Effective immediately, the independent auditors, PricewaterhouseCoopers (PwC), shall be engaged only to provide audit, audit-related, tax, and other accounting and financial-related services. All existing contracts for consulting services to be performed by PwC shall continue until the earlier of the completion of services or contract termination in accordance with the terms and conditions of such contract.
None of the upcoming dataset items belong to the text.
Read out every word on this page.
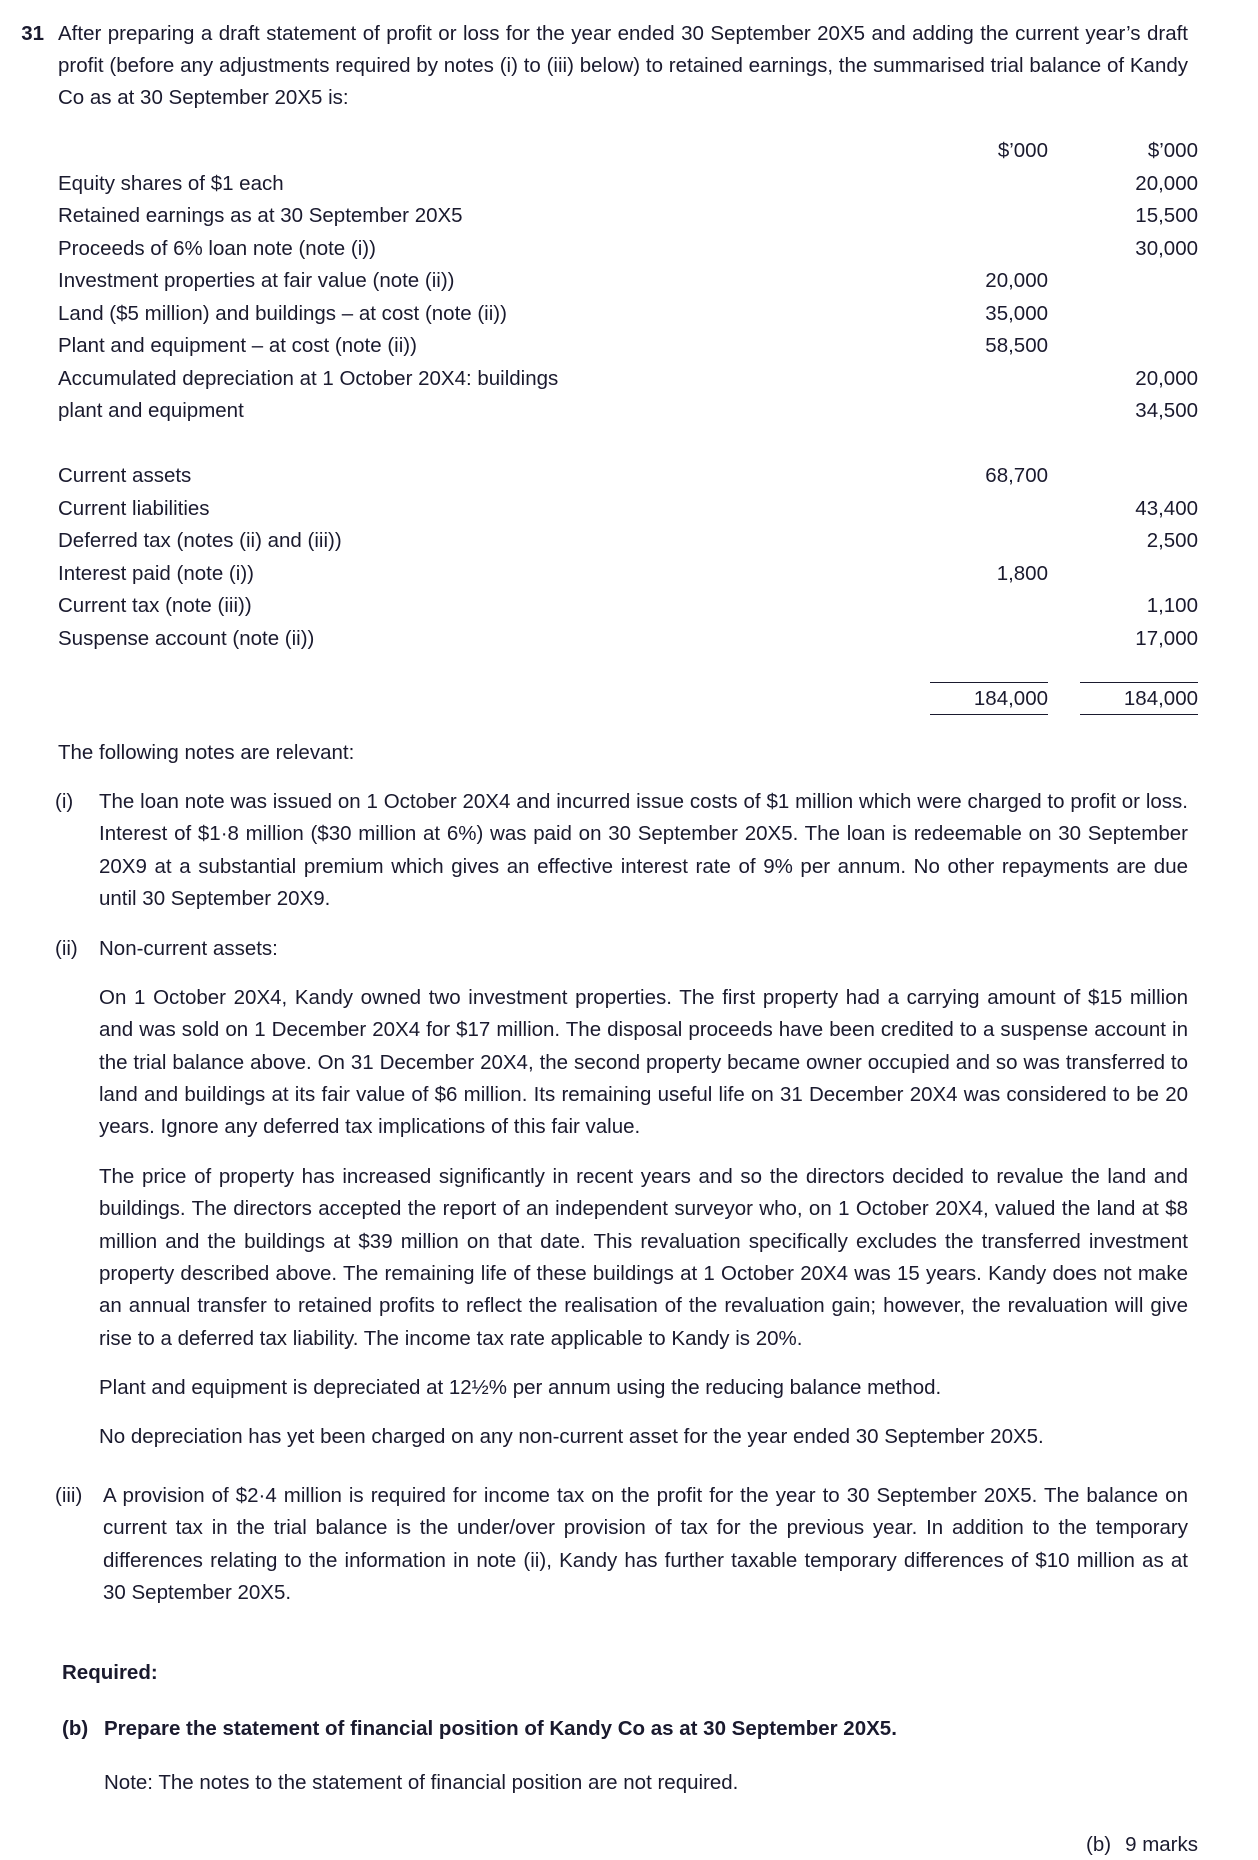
31 After preparing a draft statement of profit or loss for the year ended 30 September 20X5 and adding the current year’s draft profit (before any adjustments required by notes (i) to (iii) below) to retained earnings, the summarised trial balance of Kandy Co as at 30 September 20X5 is:
	$’000	$’000
Equity shares of $1 each		20,000
Retained earnings as at 30 September 20X5		15,500
Proceeds of 6% loan note (note (i))		30,000
Investment properties at fair value (note (ii))	20,000	
Land ($5 million) and buildings – at cost (note (ii))	35,000	
Plant and equipment – at cost (note (ii))	58,500	
Accumulated depreciation at 1 October 20X4: buildings		20,000
plant and equipment		34,500

Current assets	68,700	
Current liabilities		43,400
Deferred tax (notes (ii) and (iii))		2,500
Interest paid (note (i))	1,800	
Current tax (note (iii))		1,100
Suspense account (note (ii))		17,000

184,000	184,000
The following notes are relevant:
(i)	The loan note was issued on 1 October 20X4 and incurred issue costs of $1 million which were charged to profit or loss. Interest of $1·8 million ($30 million at 6%) was paid on 30 September 20X5. The loan is redeemable on 30 September 20X9 at a substantial premium which gives an effective interest rate of 9% per annum. No other repayments are due until 30 September 20X9.
(ii)	Non-current assets:
On 1 October 20X4, Kandy owned two investment properties. The first property had a carrying amount of $15 million and was sold on 1 December 20X4 for $17 million. The disposal proceeds have been credited to a suspense account in the trial balance above. On 31 December 20X4, the second property became owner occupied and so was transferred to land and buildings at its fair value of $6 million. Its remaining useful life on 31 December 20X4 was considered to be 20 years. Ignore any deferred tax implications of this fair value.
The price of property has increased significantly in recent years and so the directors decided to revalue the land and buildings. The directors accepted the report of an independent surveyor who, on 1 October 20X4, valued the land at $8 million and the buildings at $39 million on that date. This revaluation specifically excludes the transferred investment property described above. The remaining life of these buildings at 1 October 20X4 was 15 years. Kandy does not make an annual transfer to retained profits to reflect the realisation of the revaluation gain; however, the revaluation will give rise to a deferred tax liability. The income tax rate applicable to Kandy is 20%.
Plant and equipment is depreciated at 12½% per annum using the reducing balance method.
No depreciation has yet been charged on any non-current asset for the year ended 30 September 20X5.
(iii)	A provision of $2·4 million is required for income tax on the profit for the year to 30 September 20X5. The balance on current tax in the trial balance is the under/over provision of tax for the previous year. In addition to the temporary differences relating to the information in note (ii), Kandy has further taxable temporary differences of $10 million as at 30 September 20X5.
Required:
(b) Prepare the statement of financial position of Kandy Co as at 30 September 20X5.
Note: The notes to the statement of financial position are not required.
(b) 9 marks
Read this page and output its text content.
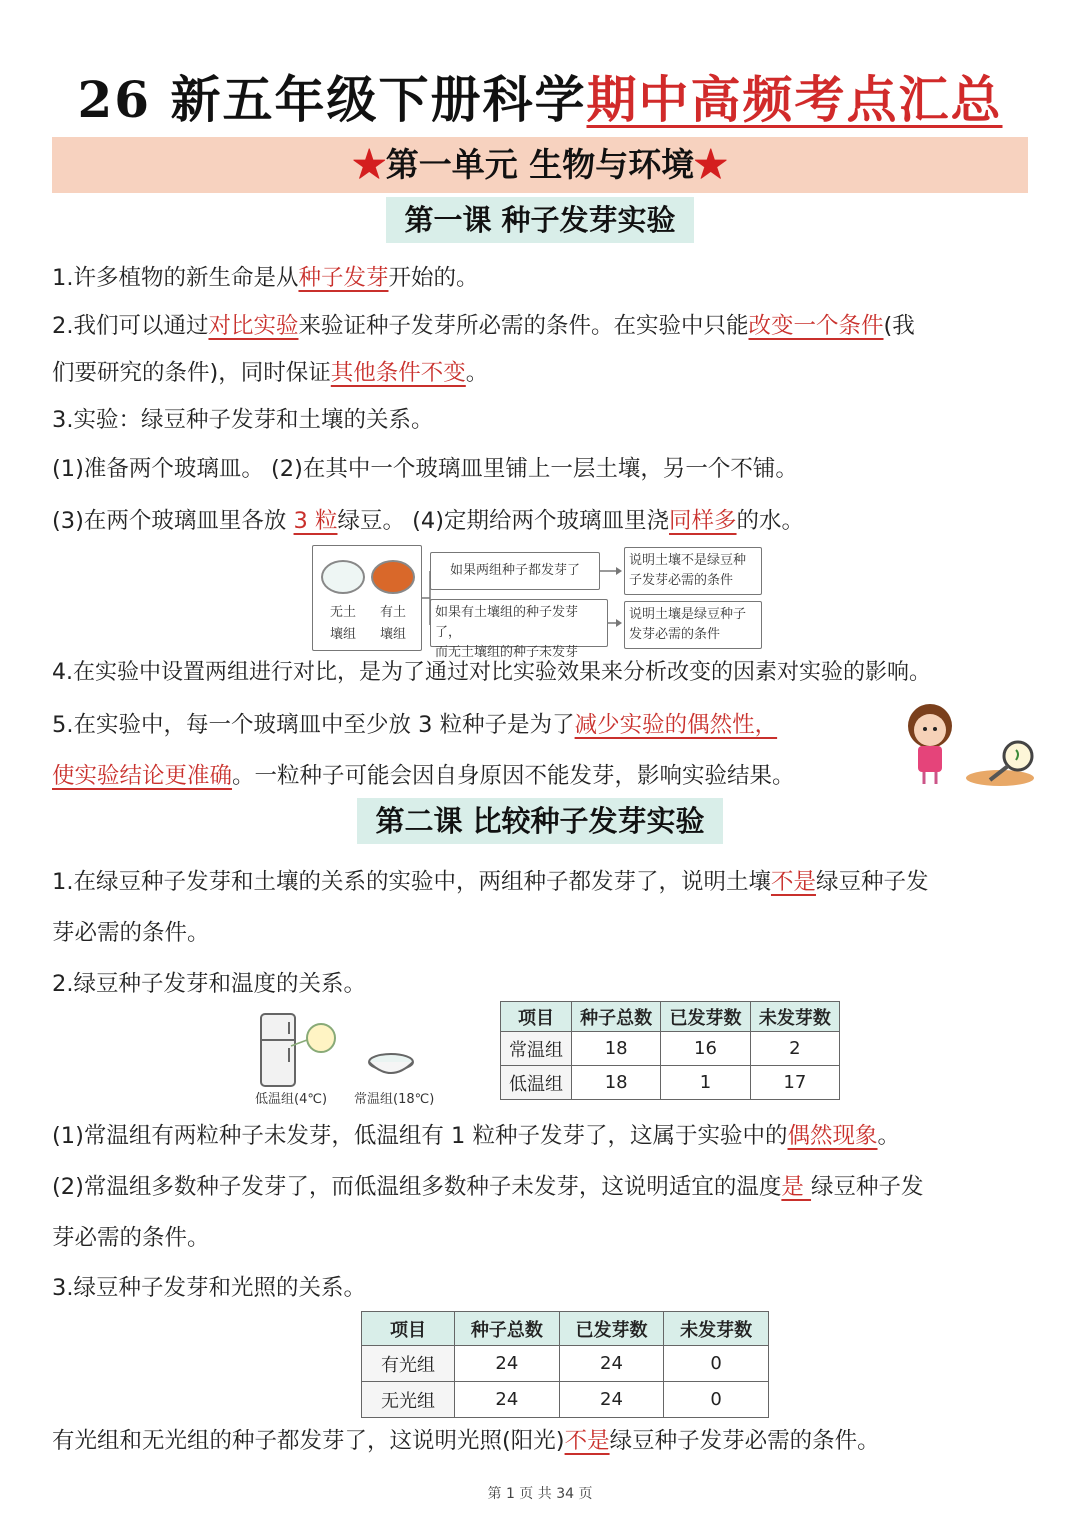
26 新五年级下册科学期中高频考点汇总
★第一单元 生物与环境★
第一课 种子发芽实验
1.许多植物的新生命是从种子发芽开始的。
2.我们可以通过对比实验来验证种子发芽所必需的条件。在实验中只能改变一个条件(我
们要研究的条件)，同时保证其他条件不变。
3.实验：绿豆种子发芽和土壤的关系。
(1)准备两个玻璃皿。 (2)在其中一个玻璃皿里铺上一层土壤，另一个不铺。
(3)在两个玻璃皿里各放 3 粒绿豆。 (4)定期给两个玻璃皿里浇同样多的水。
无土
壤组
有土
壤组
如果两组种子都发芽了
如果有土壤组的种子发芽了，
而无土壤组的种子未发芽
说明土壤不是绿豆种
子发芽必需的条件
说明土壤是绿豆种子
发芽必需的条件
4.在实验中设置两组进行对比，是为了通过对比实验效果来分析改变的因素对实验的影响。
5.在实验中，每一个玻璃皿中至少放 3 粒种子是为了减少实验的偶然性，
使实验结论更准确。一粒种子可能会因自身原因不能发芽，影响实验结果。
第二课 比较种子发芽实验
1.在绿豆种子发芽和土壤的关系的实验中，两组种子都发芽了，说明土壤不是绿豆种子发
芽必需的条件。
2.绿豆种子发芽和温度的关系。
低温组(4℃) 常温组(18℃)
项目	种子总数	已发芽数	未发芽数
常温组	18	16	2
低温组	18	1	17
(1)常温组有两粒种子未发芽，低温组有 1 粒种子发芽了，这属于实验中的偶然现象。
(2)常温组多数种子发芽了，而低温组多数种子未发芽，这说明适宜的温度是 绿豆种子发
芽必需的条件。
3.绿豆种子发芽和光照的关系。
项目	种子总数	已发芽数	未发芽数
有光组	24	24	0
无光组	24	24	0
有光组和无光组的种子都发芽了，这说明光照(阳光)不是绿豆种子发芽必需的条件。
第 1 页 共 34 页
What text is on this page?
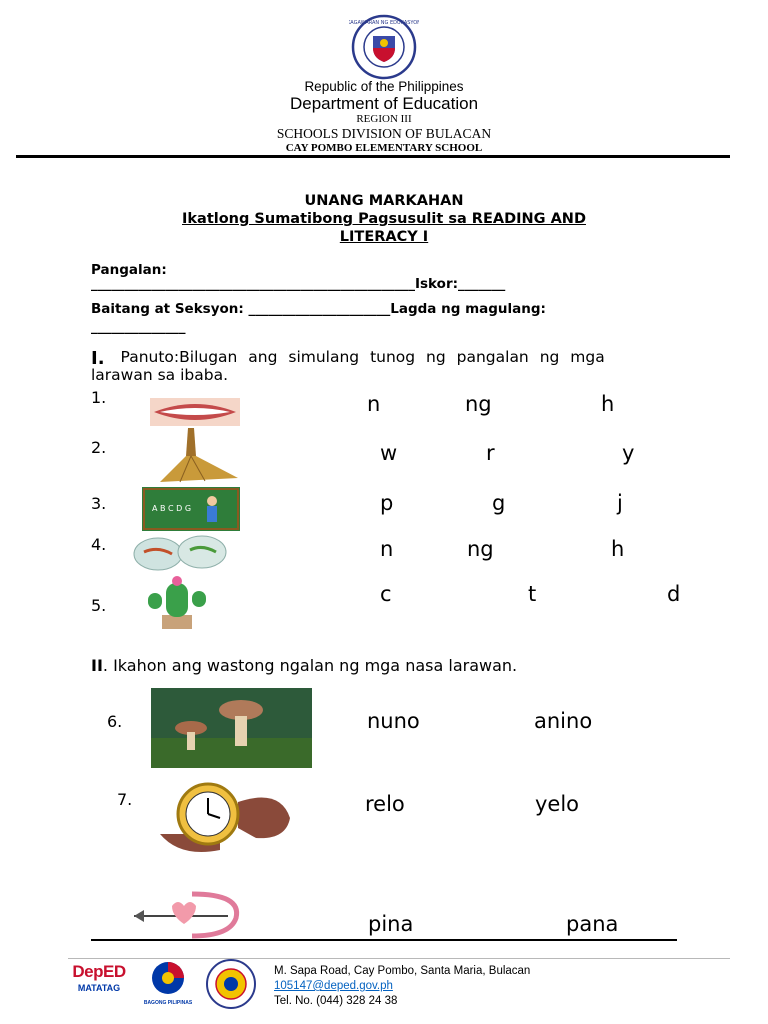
KAGAWARAN NG EDUKASYON
Republic of the Philippines
Department of Education
REGION III
SCHOOLS DIVISION OF BULACAN
CAY POMBO ELEMENTARY SCHOOL
UNANG MARKAHAN
Ikatlong Sumatibong Pagsusulit sa READING AND
LITERACY I
Pangalan:
________________________________________________Iskor:_______
Baitang at Seksyon: _____________________Lagda ng magulang:
______________
I. Panuto:Bilugan ang simulang tunog ng pangalan ng mga
larawan sa ibaba.
1.	n	ng	h
2.	w	r	y
3.	A B C D G	p	g	j
4.	n	ng	h
5.	c	t	d
II. Ikahon ang wastong ngalan ng mga nasa larawan.
6.	nuno	anino
7.	relo	yelo
pina	pana
DepED
MATATAG
BAGONG PILIPINAS
M. Sapa Road, Cay Pombo, Santa Maria, Bulacan
105147@deped.gov.ph
Tel. No. (044) 328 24 38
Effective immediately, Lucent will not engage PwC or request PwC to bid for any new consulting services, as defined.

Scope of Services

Allowable Traditional Services:

Audit and related services: Examples include accounting research and services related to SEC filings; carve-out audits; benefit plan audits and statutory audits.
Tax services: Examples include tax research; international tax services; tax assistance and compliance in international locations; assistance with transfer pricing; expatriate tax services; assistance with other taxes including state and local taxes; sales and use taxes; customs and duties.
Risk Management Services: Examples include systems pre-implementation reviews; security consultations and reviews; business continuity planning and consulting.
Financial Services: Examples include due diligence reviews; assistance with contract manufacturing; dispute resolution and litigation support.
Non-Allowable Consulting Services:
PwC Consulting Services: Examples include financial systems design and implementation; other information technology systems design and implementation; process consulting; sales support system and process consulting.
Internal Audit Services: An example includes internal audit outsourcing.
Valuation Services: Examples include valuation of in-process research and development in an acquisition; valuation of intellectual property; valuation of goodwill and other intangibles.
Actuarial Services: Examples include actuarial services in connection with pension and other defined employee benefit plans.